Hand-making has also given Havoc a suitably punk, “slow-fashion” ethos. Sometimes, handmade items don’t arrive on customers’ doorsteps till between two to four weeks after they’ve ordered them, and occasionally it’s sparked questions from buyers expecting the same delivery speeds as Amazon Prime. Not behaving like a megacorp, however, is Havoc’s MO.
The brand prides itself on being “anti-fashion,” and a large part of that, as Snider explains, represents rejecting harmful fast-fashion practices. “Fast fashion is so big, and it’s so bad for the environment. It’s literally the second biggest polluter in the world; it’s destroying the planet. Anti-fashion, to me, is fashion that’s made in the U.S., using handmade, upcycled, or thrifted garments.” Nowadays, being anti-fashion has also meant turning away from the high-end fashion houses that, for better or worse, have ripped and appropriated alternative fashion for customers who are expected to throw thousands of dollars at it. “You have Givenchy doing a shirt that’s in fucking metal font. Balenciaga is making actual track pants. It’s insane. They’re all pulling these influences from different underground subcultures. I’m not the person ripping from the small brands.”
Despite this, Snider isn’t as critical of this practice as she used to be, especially if it means that a previously uncool mode of dressing that might have otherwise put a target on her back is now seen as trendy. “I used to really hate it, but at the same time, I do think it’s cool. I got so badly bullied that I had to be home-schooled, and I felt like such an outcast in society, so I’m happy that [alternative fashion is becoming accepted by the mainstream]. Hopefully kids like me don’t have to go through that anymore.”
Nonetheless, it’s provided a climate in which Havoc has been able to flourish, even catching the attention of stars as huge as Doja Cat and Bring Me the Horizon’s Oli Sykes. “He just DMed me asking for clothes!” Snider recalls. “It was so cool because when I was a kid, I loved Bring Me the Horizon.

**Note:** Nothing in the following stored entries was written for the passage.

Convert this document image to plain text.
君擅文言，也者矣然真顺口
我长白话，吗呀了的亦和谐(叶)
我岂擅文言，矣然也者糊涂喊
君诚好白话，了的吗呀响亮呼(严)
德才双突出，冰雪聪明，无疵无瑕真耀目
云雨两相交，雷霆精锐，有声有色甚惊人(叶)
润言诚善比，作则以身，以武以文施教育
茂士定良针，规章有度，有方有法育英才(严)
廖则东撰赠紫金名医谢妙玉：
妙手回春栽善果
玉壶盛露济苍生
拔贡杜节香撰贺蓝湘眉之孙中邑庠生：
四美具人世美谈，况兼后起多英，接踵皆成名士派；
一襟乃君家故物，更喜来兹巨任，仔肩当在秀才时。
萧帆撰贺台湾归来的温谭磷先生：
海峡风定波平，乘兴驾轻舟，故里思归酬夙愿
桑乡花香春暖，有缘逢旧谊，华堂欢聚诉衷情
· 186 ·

It was definitely such a full-circle moment in my life, and I don’t think I even realized what a big deal [Havoc had become] until he posted the photos.” The more left-field partnership with Doja Cat, however, proved slightly more controversial. “She’s hot, and she has a punk attitude,” she says. “You can’t say no to something like that when her stylist hits you up.”
Click onto Havoc’s Instagram and the sentence “JOIN A CULT!!” screams at you from the screen. As tongue in cheek as that slogan is (it even once inspired Snider to print a shirt with “CULT LEADER” written on it, which went down a storm), it encompasses everything Snider wanted Havoc to be — bigger than just a name, or a line of clothes, or even something people only superficially engage with. “I didn’t want people to stumble across it and only buy one thing,” she explains. “I always wanted people to love the brand and know what it was about and buy multiple things. There are certain brands where I own everything they make — I wanted it to be like that.
“I want it to be something people remember,” she concludes. “I want it to be something you can feel a part of.”